Never fear, Kane revels in the rough-and-tumble gamesmanship of his job.
How he charms his constituents! He stokes civic pride among them with a self-serving challenge to name another city that takes better care of its citizens.
Meanwhile, he is a dirty trickster manipulating the governor's race with his own hand-picked candidate pitted against the encrusted incumbent. And with relish he pursues his mission to expand Chicago O'Hare International Airport, running roughshod over the many opponents of this huge, disruptive project.

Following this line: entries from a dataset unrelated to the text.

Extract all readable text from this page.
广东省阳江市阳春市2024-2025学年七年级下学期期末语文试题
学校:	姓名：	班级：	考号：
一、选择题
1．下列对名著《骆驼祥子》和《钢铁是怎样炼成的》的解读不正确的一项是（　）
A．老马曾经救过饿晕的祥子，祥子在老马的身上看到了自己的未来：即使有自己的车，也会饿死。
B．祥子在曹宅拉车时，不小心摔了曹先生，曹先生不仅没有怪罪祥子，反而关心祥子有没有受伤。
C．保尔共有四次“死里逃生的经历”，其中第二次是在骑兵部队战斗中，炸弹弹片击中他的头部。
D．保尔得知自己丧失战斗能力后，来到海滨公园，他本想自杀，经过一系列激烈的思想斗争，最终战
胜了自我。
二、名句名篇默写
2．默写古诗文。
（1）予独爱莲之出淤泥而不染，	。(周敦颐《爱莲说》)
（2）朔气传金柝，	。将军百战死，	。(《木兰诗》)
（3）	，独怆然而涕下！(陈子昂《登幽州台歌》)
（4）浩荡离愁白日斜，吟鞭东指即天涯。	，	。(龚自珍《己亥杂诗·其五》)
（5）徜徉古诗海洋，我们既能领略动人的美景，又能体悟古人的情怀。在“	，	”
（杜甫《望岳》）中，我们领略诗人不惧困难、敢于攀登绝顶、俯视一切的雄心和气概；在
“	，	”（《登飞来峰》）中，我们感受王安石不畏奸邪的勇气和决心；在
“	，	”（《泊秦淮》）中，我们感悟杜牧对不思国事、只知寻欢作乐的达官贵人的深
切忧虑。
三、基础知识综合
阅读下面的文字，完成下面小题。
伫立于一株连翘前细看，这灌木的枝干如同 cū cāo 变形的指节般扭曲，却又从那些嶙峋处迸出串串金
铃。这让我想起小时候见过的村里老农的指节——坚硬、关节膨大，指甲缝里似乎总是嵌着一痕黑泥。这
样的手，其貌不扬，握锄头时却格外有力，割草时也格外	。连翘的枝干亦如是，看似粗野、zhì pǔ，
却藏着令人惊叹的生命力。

But Kane is faltering. At a meeting on Friday's episode, he denies the request of a political favor-seeker — at least, that's how Kane (and the viewer) experience the scene. But a bit later, he plays back video of the exchange, which he covertly recorded on his laptop — and to his horror, he sees himself actually granting, not rejecting, the man's request. How long can he cover up his growing infirmity?
Now 56, Grammer for two decades played a character who lived a happy life and whose problems were mostly of his own making and fixable, albeit fated to be comically repeated week after week.
The crises faced by Kane are instead high drama, and, in their intensity, echo the past turmoil in Grammer's life — including the rape and murder of his younger sister; the deaths of his twin half-brothers in a scuba-diving accident; his past substance abuse; a continuing messy custody battle for his two children with "Real Housewives of Beverly Hills" star Camille Grammer, whom he divorced shortly before marrying Kayte Walsh, wife no. 4, in February.
Asked if he summons his own personal pain to portray a haunted character like Kane, Grammer replies, "It just comes along for the ride. I don't ever try to force the size of the character into the size of my life. I think it diminishes the character.
"But the luxury of having life experiences like I've had — though 'luxury' is a funny word for it — is that the other stuff will come bubbling up. Things that are a part of my own life, and my own recollections of it, come through. It lives in me, so it lives in the character."
And it helps clinch his status as a boss.
Starz network is owned by Starz, LLC.